According to this code, for $p=0.001$, the expected evidence per sample is $10^{-15}$ bits. Basically, you can produce a million billion samples from the low entropy sampling process before you have to start worrying about distortions due to numerical imprecision.

I also checked what happened if the input samples were 32 bit numbers instead of 64 bit numbers ($10^{-8}$ evidence bits per sample) and what happened if I used single precision floats insteasd of double precision floats ($10^{-6}$ evidence bits per sample).

Closing Remarks

You can see the sampling code in stim on github.

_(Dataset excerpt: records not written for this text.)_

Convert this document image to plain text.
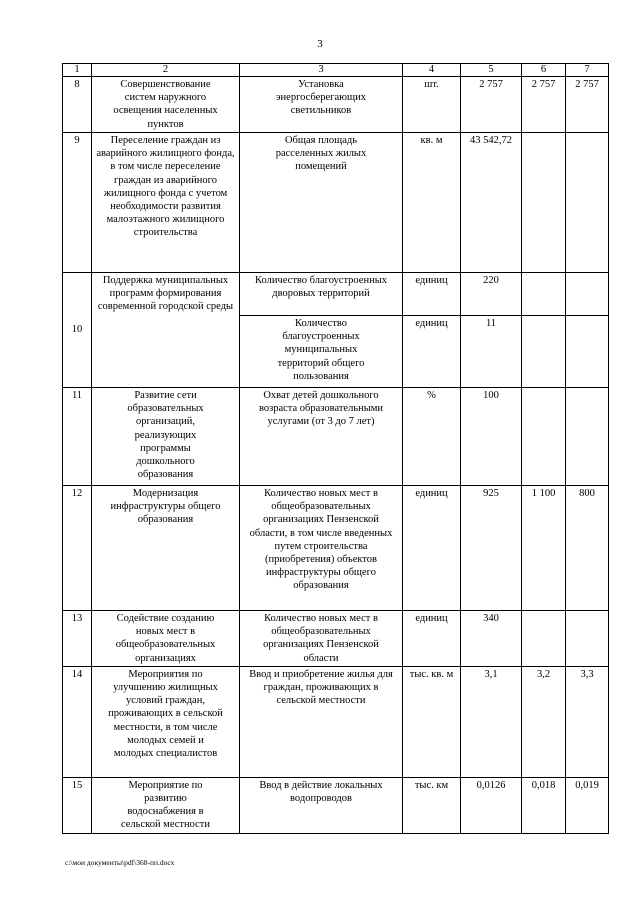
3
1	2	3	4	5	6	7
8	Совершенствование систем наружного освещения населенных пунктов	Установка энергосберегающих светильников	шт.	2 757	2 757	2 757
9	Переселение граждан из аварийного жилищного фонда, в том числе переселение граждан из аварийного жилищного фонда с учетом необходимости развития малоэтажного жилищного строительства	Общая площадь расселенных жилых помещений	кв. м	43 542,72		
10	Поддержка муниципальных программ формирования современной городской среды	Количество благоустроенных дворовых территорий	единиц	220		

		Количество благоустроенных муниципальных территорий общего пользования	единиц	11		
11	Развитие сети образовательных организаций, реализующих программы дошкольного образования	Охват детей дошкольного возраста образовательными услугами (от 3 до 7 лет)	%	100		
12	Модернизация инфраструктуры общего образования	Количество новых мест в общеобразовательных организациях Пензенской области, в том числе введенных путем строительства (приобретения) объектов инфраструктуры общего образования	единиц	925	1 100	800
13	Содействие созданию новых мест в общеобразовательных организациях	Количество новых мест в общеобразовательных организациях Пензенской области	единиц	340		
14	Мероприятия по улучшению жилищных условий граждан, проживающих в сельской местности, в том числе молодых семей и молодых специалистов	Ввод и приобретение жилья для граждан, проживающих в сельской местности	тыс. кв. м	3,1	3,2	3,3
15	Мероприятие по развитию водоснабжения в сельской местности	Ввод в действие локальных водопроводов	тыс. км	0,0126	0,018	0,019
c:\мои документы\pdf\368-пп.docx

I used the evidence-per-sample estimates when deciding whether to use double or single precision floats in stim's code. I decided to go with single precision. This is probably a bit surprising to you, since it means a few million samples is enough to betray that the sampling is approximate and a million samples is not that many. There are three factors that made me decide this way. First, using single precision floats is faster and stim is very very speed focused. There needs to be a good reason not to go fast. Second, the ideal Bayesian reasoner is a worst case scenario. Stim is instended for use cases like estimating how often a syndrome decoder makes a bad prediction. That kind of process should be much less sensitive to the distortions introduced by these approximations. Third (and, honestly, the actual deciding factor) we don't know the error rates of actual quantum hardware to anywhere near "million samples to tell apart" levels of precision. Physical error rates drift orders of magnitude more than that from day to day. Any result that was ruined by distortion this small would have to be laughably disconnected from practice.